# Removing Fat from Chicken Soup / Stock



## hagbardceline (Dec 13, 2008)

I tried making chicken stock / soup a few nights ago. To make the base I cut a chicken into 8 pieces which I added to water - skin on - (along with the rib cage and other leftover pieces). The water just covered the chicken and added parsnips, carrots, celery, onion and spices. Brought to a boil and simmered for 10 - 15 minutes. Removed the chicken, pulled the meat off then put the bones back on and simmered for an hour.

I strained then reduced to 6 cups, let cool and refrigerated overnight. The next day the fat had solidified and I pulled it off with a spoon. 

The stock was still really fatty. After sitting in the fridge it became rather gelatinous. What can I do to improve that? I suppose removing the skin would help a great deal...


----------



## suzanne (May 26, 2001)

No, leave the skin -- it adds flavor. And trust me, the fat will come away eventually.

What can happen if you do it the way you did is that the fat in the stock gets dispersed in tiny globules that stay there. One way to prevent fat from staying in the finished product is to do it in two steps: after you strain but before you reduce, let it settle so the fat rises to the top, then refrigerate it. Remove the fat, then reduce. Takes more time, but gives a less fatty product.


----------



## rpmcmurphy (Jan 8, 2008)

one tip i learned is to skim skim skim skim skim........someone on here, perhaps ED, mentioned ice cubes in cheese cloth...also don't add the veg until an hour or so before you are done, after you've skimmed off most of the fat. 

but, I'm still learning so take mine with a grain of salt.


----------



## kyheirloomer (Feb 1, 2007)

Chilled stock should be gelitinous, RP. It's the collogen coming out of the bones that does it, and it's something you want.

I find that after removing the hardened fat from the surface, I can capture more of it by straining the stock through a fine sieve lined with several layers of cheesecloth. I do all this before reducing it.

Once I've removed as much fat as I can, I then use the stock to make my soup.


----------



## hagbardceline (Dec 13, 2008)

Thanks for all the tips! I will pull the fat off before reducing and try the cheese cloth!


----------



## ed buchanan (May 29, 2006)

The old ice cube in cheesecloth works well as does just toss some loose cubes in and take them out right away, wait till soup sits a while before doing this. Another qway that works is taking a paper towl and blotting top, and like someone mentioned above pass thru a fine muslin or cheeseclth lined chinoise.:bounce:


----------



## gonefishin (Nov 6, 2004)

I also skim through the cooking process as needed.

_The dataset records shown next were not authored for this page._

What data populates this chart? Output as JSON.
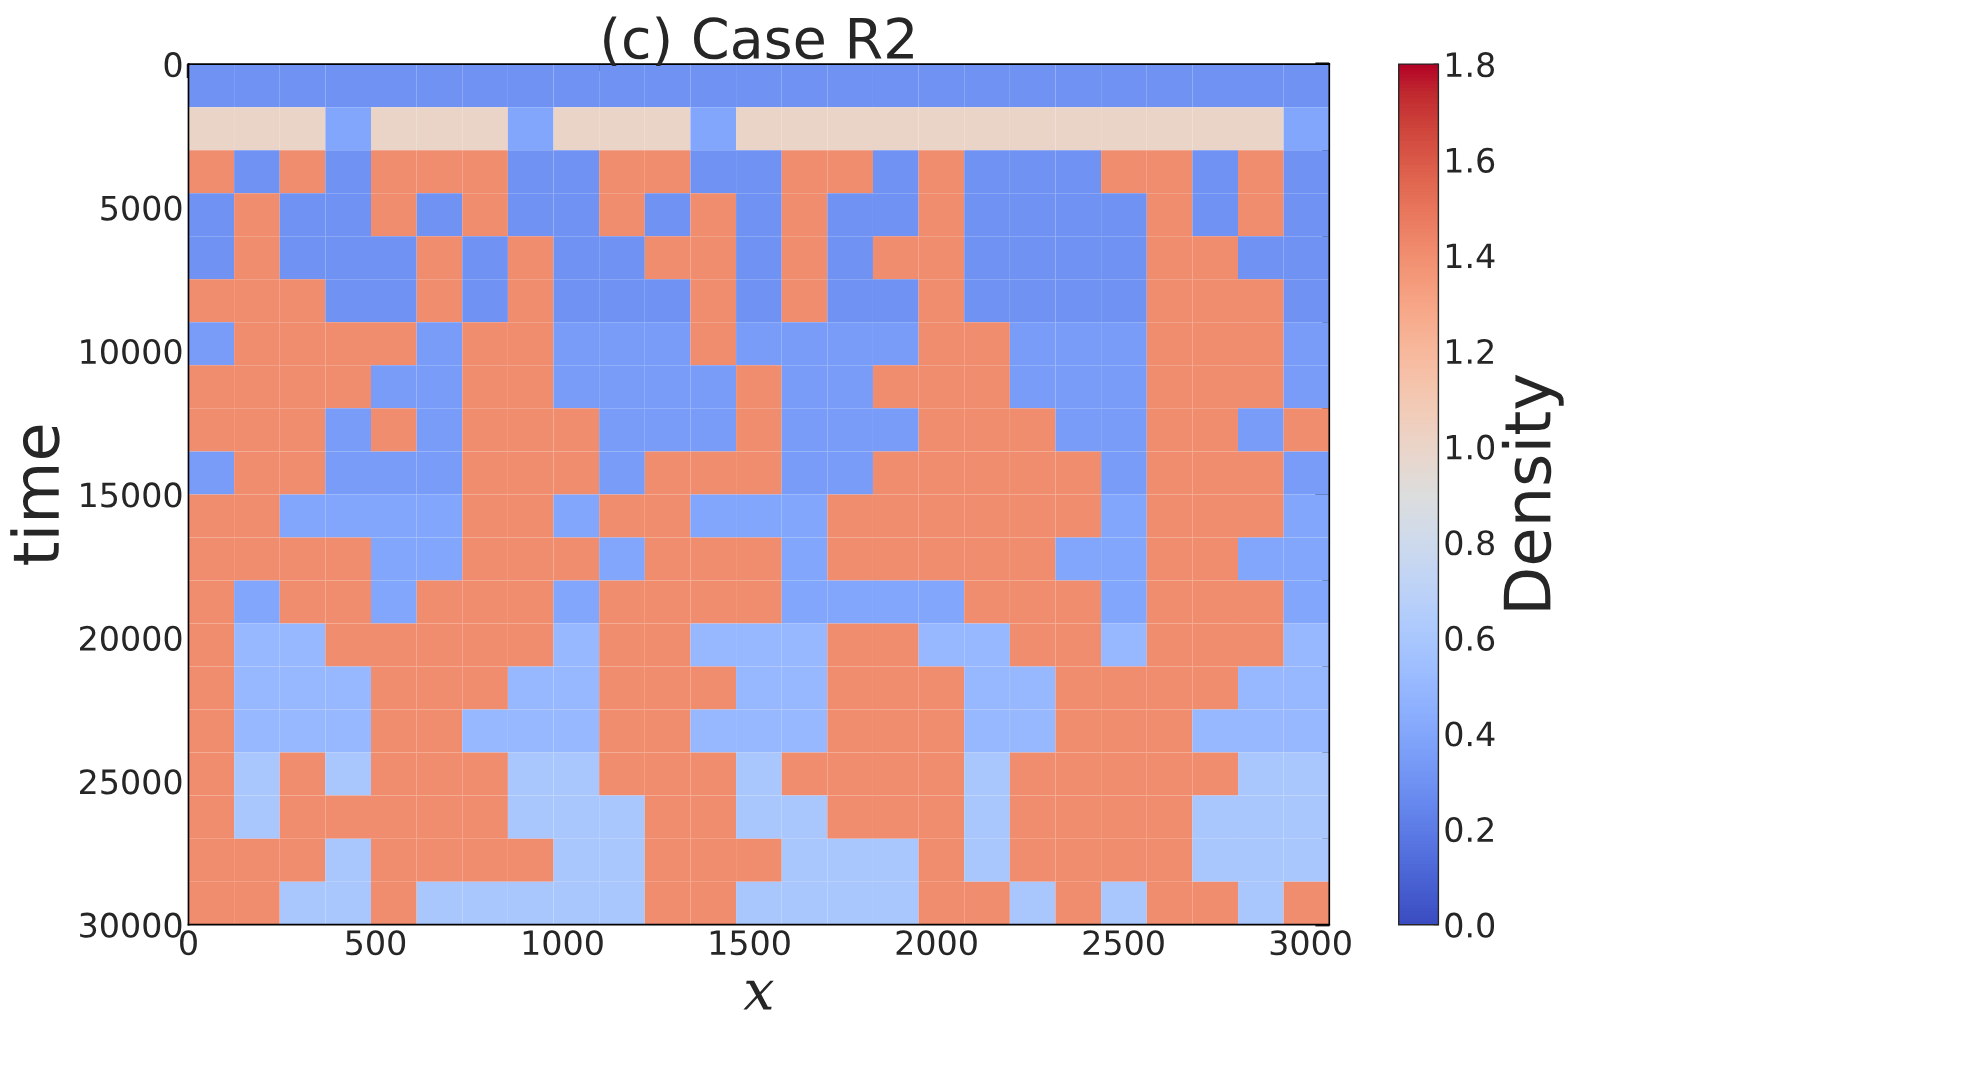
{
  "chart_data": {
    "type": "heatmap",
    "title": "(c) Case R2",
    "xlabel": "x",
    "ylabel": "time",
    "clabel": "Density",
    "xlim": [
      0,
      3050
    ],
    "ylim": [
      30000,
      0
    ],
    "xticks": [
      0,
      500,
      1000,
      1500,
      2000,
      2500,
      3000
    ],
    "yticks": [
      0,
      5000,
      10000,
      15000,
      20000,
      25000,
      30000
    ],
    "clim": [
      0,
      1.8
    ],
    "cticks": [
      {
        "value": 0,
        "label": "0.0"
      },
      {
        "value": 0.2,
        "label": "0.2"
      },
      {
        "value": 0.4,
        "label": "0.4"
      },
      {
        "value": 0.6,
        "label": "0.6"
      },
      {
        "value": 0.8,
        "label": "0.8"
      },
      {
        "value": 1.0,
        "label": "1.0"
      },
      {
        "value": 1.2,
        "label": "1.2"
      },
      {
        "value": 1.4,
        "label": "1.4"
      },
      {
        "value": 1.6,
        "label": "1.6"
      },
      {
        "value": 1.8,
        "label": "1.8"
      }
    ],
    "cells": [
      [
        0.3,
        0.3,
        0.3,
        0.3,
        0.3,
        0.3,
        0.3,
        0.3,
        0.3,
        0.3,
        0.3,
        0.3,
        0.3,
        0.3,
        0.3,
        0.3,
        0.3,
        0.3,
        0.3,
        0.3,
        0.3,
        0.3,
        0.3,
        0.3,
        0.3
      ],
      [
        1.0,
        1.0,
        1.0,
        0.4,
        1.0,
        1.0,
        1.0,
        0.4,
        1.0,
        1.0,
        1.0,
        0.4,
        1.0,
        1.0,
        1.0,
        1.0,
        1.0,
        1.0,
        1.0,
        1.0,
        1.0,
        1.0,
        1.0,
        1.0,
        0.4
      ],
      [
        1.4,
        0.3,
        1.4,
        0.3,
        1.4,
        1.4,
        1.4,
        0.3,
        0.3,
        1.4,
        1.4,
        0.3,
        0.3,
        1.4,
        1.4,
        0.3,
        1.4,
        0.3,
        0.3,
        0.3,
        1.4,
        1.4,
        0.3,
        1.4,
        0.3
      ],
      [
        0.3,
        1.4,
        0.3,
        0.3,
        1.4,
        0.3,
        1.4,
        0.3,
        0.3,
        1.4,
        0.3,
        1.4,
        0.3,
        1.4,
        0.3,
        0.3,
        1.4,
        0.3,
        0.3,
        0.3,
        0.3,
        1.4,
        0.3,
        1.4,
        0.3
      ],
      [
        0.3,
        1.4,
        0.3,
        0.3,
        0.3,
        1.4,
        0.3,
        1.4,
        0.3,
        0.3,
        1.4,
        1.4,
        0.3,
        1.4,
        0.3,
        1.4,
        1.4,
        0.3,
        0.3,
        0.3,
        0.3,
        1.4,
        1.4,
        0.3,
        0.3
      ],
      [
        1.4,
        1.4,
        1.4,
        0.3,
        0.3,
        1.4,
        0.3,
        1.4,
        0.3,
        0.3,
        0.3,
        1.4,
        0.3,
        1.4,
        0.3,
        0.3,
        1.4,
        0.3,
        0.3,
        0.3,
        0.3,
        1.4,
        1.4,
        1.4,
        0.3
      ],
      [
        0.35,
        1.4,
        1.4,
        1.4,
        1.4,
        0.35,
        1.4,
        1.4,
        0.35,
        0.35,
        0.35,
        1.4,
        0.35,
        0.35,
        0.35,
        0.35,
        1.4,
        1.4,
        0.35,
        0.35,
        0.35,
        1.4,
        1.4,
        1.4,
        0.35
      ],
      [
        1.4,
        1.4,
        1.4,
        1.4,
        0.35,
        0.35,
        1.4,
        1.4,
        0.35,
        0.35,
        0.35,
        0.35,
        1.4,
        0.35,
        0.35,
        1.4,
        1.4,
        1.4,
        0.35,
        0.35,
        0.35,
        1.4,
        1.4,
        1.4,
        0.35
      ],
      [
        1.4,
        1.4,
        1.4,
        0.35,
        1.4,
        0.35,
        1.4,
        1.4,
        1.4,
        0.35,
        0.35,
        0.35,
        1.4,
        0.35,
        0.35,
        0.35,
        1.4,
        1.4,
        1.4,
        0.35,
        0.35,
        1.4,
        1.4,
        0.35,
        1.4
      ],
      [
        0.35,
        1.4,
        1.4,
        0.35,
        0.35,
        0.35,
        1.4,
        1.4,
        1.4,
        0.35,
        1.4,
        1.4,
        1.4,
        0.35,
        0.35,
        1.4,
        1.4,
        1.4,
        1.4,
        1.4,
        0.35,
        1.4,
        1.4,
        1.4,
        0.35
      ],
      [
        1.4,
        1.4,
        0.4,
        0.4,
        0.4,
        0.4,
        1.4,
        1.4,
        0.4,
        1.4,
        1.4,
        0.4,
        0.4,
        0.4,
        1.4,
        1.4,
        1.4,
        1.4,
        1.4,
        1.4,
        0.4,
        1.4,
        1.4,
        1.4,
        0.4
      ],
      [
        1.4,
        1.4,
        1.4,
        1.4,
        0.4,
        0.4,
        1.4,
        1.4,
        1.4,
        0.4,
        1.4,
        1.4,
        1.4,
        0.4,
        1.4,
        1.4,
        1.4,
        1.4,
        1.4,
        0.4,
        0.4,
        1.4,
        1.4,
        0.4,
        0.4
      ],
      [
        1.4,
        0.4,
        1.4,
        1.4,
        0.4,
        1.4,
        1.4,
        1.4,
        0.4,
        1.4,
        1.4,
        1.4,
        1.4,
        0.4,
        0.4,
        0.4,
        0.4,
        1.4,
        1.4,
        1.4,
        0.4,
        1.4,
        1.4,
        1.4,
        0.4
      ],
      [
        1.4,
        0.5,
        0.5,
        1.4,
        1.4,
        1.4,
        1.4,
        1.4,
        0.5,
        1.4,
        1.4,
        0.5,
        0.5,
        0.5,
        1.4,
        1.4,
        0.5,
        0.5,
        1.4,
        1.4,
        0.5,
        1.4,
        1.4,
        1.4,
        0.5
      ],
      [
        1.4,
        0.5,
        0.5,
        0.5,
        1.4,
        1.4,
        1.4,
        0.5,
        0.5,
        1.4,
        1.4,
        1.4,
        0.5,
        0.5,
        1.4,
        1.4,
        1.4,
        0.5,
        0.5,
        1.4,
        1.4,
        1.4,
        1.4,
        0.5,
        0.5
      ],
      [
        1.4,
        0.5,
        0.5,
        0.5,
        1.4,
        1.4,
        0.5,
        0.5,
        0.5,
        1.4,
        1.4,
        0.5,
        0.5,
        0.5,
        1.4,
        1.4,
        1.4,
        0.5,
        0.5,
        1.4,
        1.4,
        1.4,
        0.5,
        0.5,
        0.5
      ],
      [
        1.4,
        0.6,
        1.4,
        0.6,
        1.4,
        1.4,
        1.4,
        0.6,
        0.6,
        1.4,
        1.4,
        1.4,
        0.6,
        1.4,
        1.4,
        1.4,
        1.4,
        0.6,
        1.4,
        1.4,
        1.4,
        1.4,
        1.4,
        0.6,
        0.6
      ],
      [
        1.4,
        0.6,
        1.4,
        1.4,
        1.4,
        1.4,
        1.4,
        0.6,
        0.6,
        0.6,
        1.4,
        1.4,
        0.6,
        0.6,
        1.4,
        1.4,
        1.4,
        0.6,
        1.4,
        1.4,
        1.4,
        1.4,
        0.6,
        0.6,
        0.6
      ],
      [
        1.4,
        1.4,
        1.4,
        0.6,
        1.4,
        1.4,
        1.4,
        1.4,
        0.6,
        0.6,
        1.4,
        1.4,
        1.4,
        0.6,
        0.6,
        0.6,
        1.4,
        0.6,
        1.4,
        1.4,
        1.4,
        1.4,
        0.6,
        0.6,
        0.6
      ],
      [
        1.4,
        1.4,
        0.6,
        0.6,
        1.4,
        0.6,
        0.6,
        0.6,
        0.6,
        0.6,
        1.4,
        1.4,
        0.6,
        0.6,
        0.6,
        0.6,
        1.4,
        1.4,
        0.6,
        1.4,
        0.6,
        1.4,
        1.4,
        0.6,
        1.4
      ]
    ]
  }
}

What could you do to improve it? Heat it up and eat! As was mentioned that the beauty of homemade stock. It's a good reason to use home-made stock instead of store bought stuff. Ohhh that nice mouthfeel 

dan


----------



## hagbardceline (Dec 13, 2008)

Yeah, actually it tastes wonderful but visually it was somewhat unappealing to those eating with the oil slick / tiny globules of fat look...


----------



## gonefishin (Nov 6, 2004)

Then it sounds like we're talking about two different things. If you remove all of the yellowish fat that has raised to the top and solidified, you should be left with the chicken stock underneath. The chicken stock should be cooled into a gelatinous form. After re-heating the stock it will liquefy completely. The collagen is what gives the home-made stock a nice rich body and good mouth-feel.

dan


----------



## chrislehrer (Oct 9, 2008)

No, you're quite right. Many are assuming that all you have is collagen, but it sounds like you also have fat in your stock.

Tricks for removal include the ones mentioned (ice, fine strainers, etc.). Also:

Bring very briefly to a boil, add 1/2 cup cold water, stir, shut off heat, let cool to room temp., refrigerate. This can help break a partial emulsion and release fat. It's easy, but it doesn't work well.

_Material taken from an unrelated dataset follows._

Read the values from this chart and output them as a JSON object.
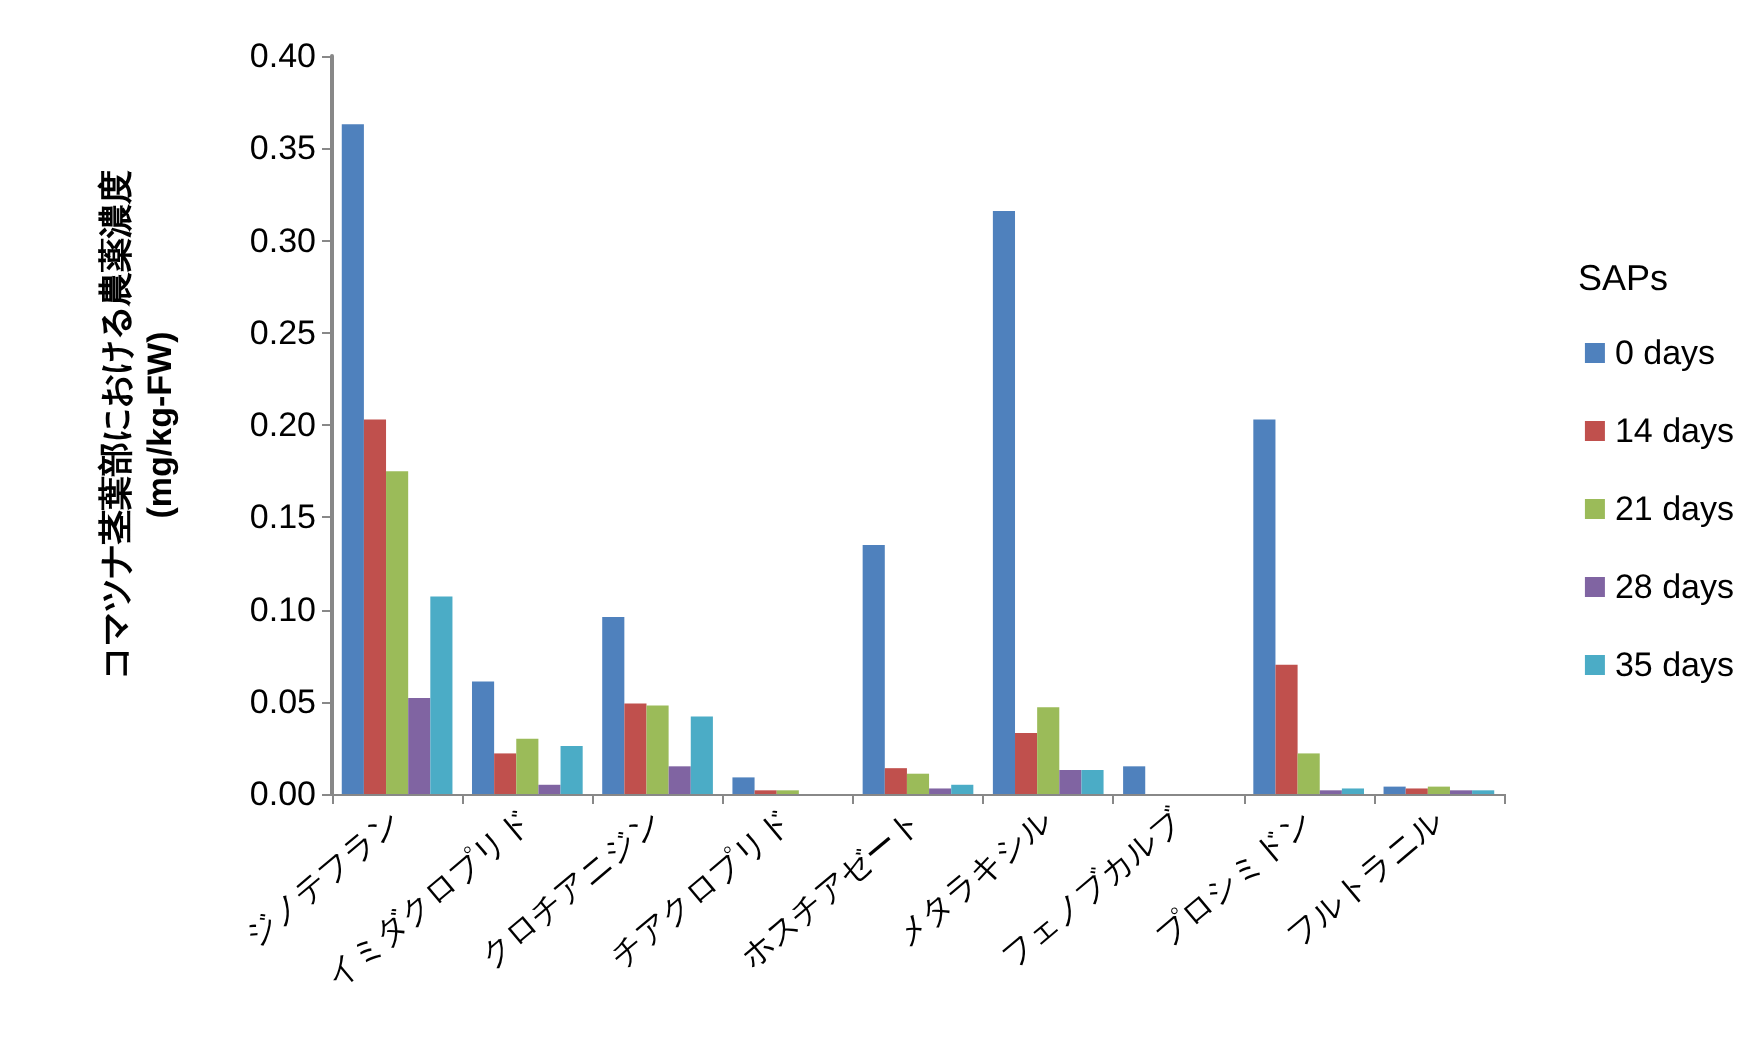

Clarify, as with consomme. Put a bunch of very lean meat (e.g. skinless breast meat), preferably ground, together with some finely chopped vegetable mixture (same group you used in making the stock), and the cold stock in a pot. Add a bunch of beaten (but not at all whipped) egg whites; you can add the crushed shells to the meat/veg mix if you like. Bring slowly to a near-boil, stirring constantly. As soon as it reaches a near-boil, stop stirring at once, reduce heat as low as you possibly can (you should have to look very hard around the edges to see any evidence of motion below the surface), and wait about 1 hour. Shut off heat. Tilt the pot gently and very gently ladle off the clear stock, being careful not to break the "raft" of stuff that is floating on the top. (Julia Child has a lovely explanation of how to do this in _Mastering The Art_.)

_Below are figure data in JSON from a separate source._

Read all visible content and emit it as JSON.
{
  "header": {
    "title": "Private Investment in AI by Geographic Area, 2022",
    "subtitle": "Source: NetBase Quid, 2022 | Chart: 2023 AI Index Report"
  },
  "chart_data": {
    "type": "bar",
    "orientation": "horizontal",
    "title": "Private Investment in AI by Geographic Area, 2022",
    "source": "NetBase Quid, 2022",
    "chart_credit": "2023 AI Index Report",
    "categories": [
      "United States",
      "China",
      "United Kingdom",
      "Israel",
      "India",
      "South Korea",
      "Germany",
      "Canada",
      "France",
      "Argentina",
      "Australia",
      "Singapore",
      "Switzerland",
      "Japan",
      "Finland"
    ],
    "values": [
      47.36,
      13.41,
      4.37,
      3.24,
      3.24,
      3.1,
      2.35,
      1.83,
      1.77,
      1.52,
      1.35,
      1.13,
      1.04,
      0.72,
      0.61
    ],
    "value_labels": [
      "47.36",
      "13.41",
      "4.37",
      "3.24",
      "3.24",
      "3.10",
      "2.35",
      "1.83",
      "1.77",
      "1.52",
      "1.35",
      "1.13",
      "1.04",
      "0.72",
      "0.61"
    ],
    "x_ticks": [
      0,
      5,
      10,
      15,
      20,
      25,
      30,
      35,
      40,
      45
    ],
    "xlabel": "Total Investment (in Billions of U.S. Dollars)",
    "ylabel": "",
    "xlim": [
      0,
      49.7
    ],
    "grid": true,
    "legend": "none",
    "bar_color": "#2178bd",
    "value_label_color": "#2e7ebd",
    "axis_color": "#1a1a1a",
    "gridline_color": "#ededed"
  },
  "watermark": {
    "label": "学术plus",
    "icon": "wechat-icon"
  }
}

If in the end all you've got is a few little droplets floating on the surface of otherwise clear stock, cheat: lay a piece of paper towel on the surface and remove immediately. It will absorb the little floaty bits (and a little bit of your stock, of course).


----------



## chrislehrer (Oct 9, 2008)

Then, of course, there's the question of how the fat got into the stock in the first place. Chances are:

1. you brought it to a boil too rapidly,
2. you let it get too close to a true boil,
3. you didn't skim enough,
4. you simmered it too fast.

All of these things will tend to allow fat to bind into your stock, making it difficult to remove later on. James Peterson recommends that it should take about 45 minutes to bring a large pot of stock to a near-boil, and then it should only get to a strongish simmer. Skimming should be done assiduously until there is no trace of fat or impurity on the surface. Simmering should be so slow that you have to look a bit to see some motion below the surface.

My experience is that he's right: if you do it his way, you end up with very little fat to begin with, and what there is will come right off when you chill the stock.


----------



## bill summers (Sep 10, 2016)

The most innovative method to remove broth and stock fat is using an airstream blowing to the broth surface. Floating fat will be blown to the other side of the container, leaving a fat free area to scoop out, or skim the cornered fat, very simple. A hair drier can be used for this purpose but the air volume is big, or use the fat removing blower called Grease Out.


----------



## someday (Aug 15, 2003)

Bill Summers said:


> The most innovative method to remove broth and stock fat is using an airstream blowing to the broth surface. Floating fat will be blown to the other side of the container, leaving a fat free area to scoop out, or skim the cornered fat, very simple. A hair drier can be used for this purpose but the air volume is big, or use the fat removing blower called Grease Out.


Have we gotten to that point that waiting a day and taking off the fat is being supplanted by using a hair dryer to blow it off?

I think a similar effect to what you are describing is achieved by moving the pot halfway off the burner so the scum collects on one side. I've never felt the need to dedicate a hair drier to this purpose.


----------



## jay lancaster (Aug 26, 2016)

It sounds to me like he had fat from the underside of his chicken skin separate, and that is where his issue is.  This would have been exacerbated by bringing his pot to a boil, and continuing to boil rapidly.  He said the chicken was cooked in 10 minutes...that's pretty fast.  It took a hard boil to accomplish that.

Use the stock in applications where the "free floaters" won't be an issue...it should still taste superb.


----------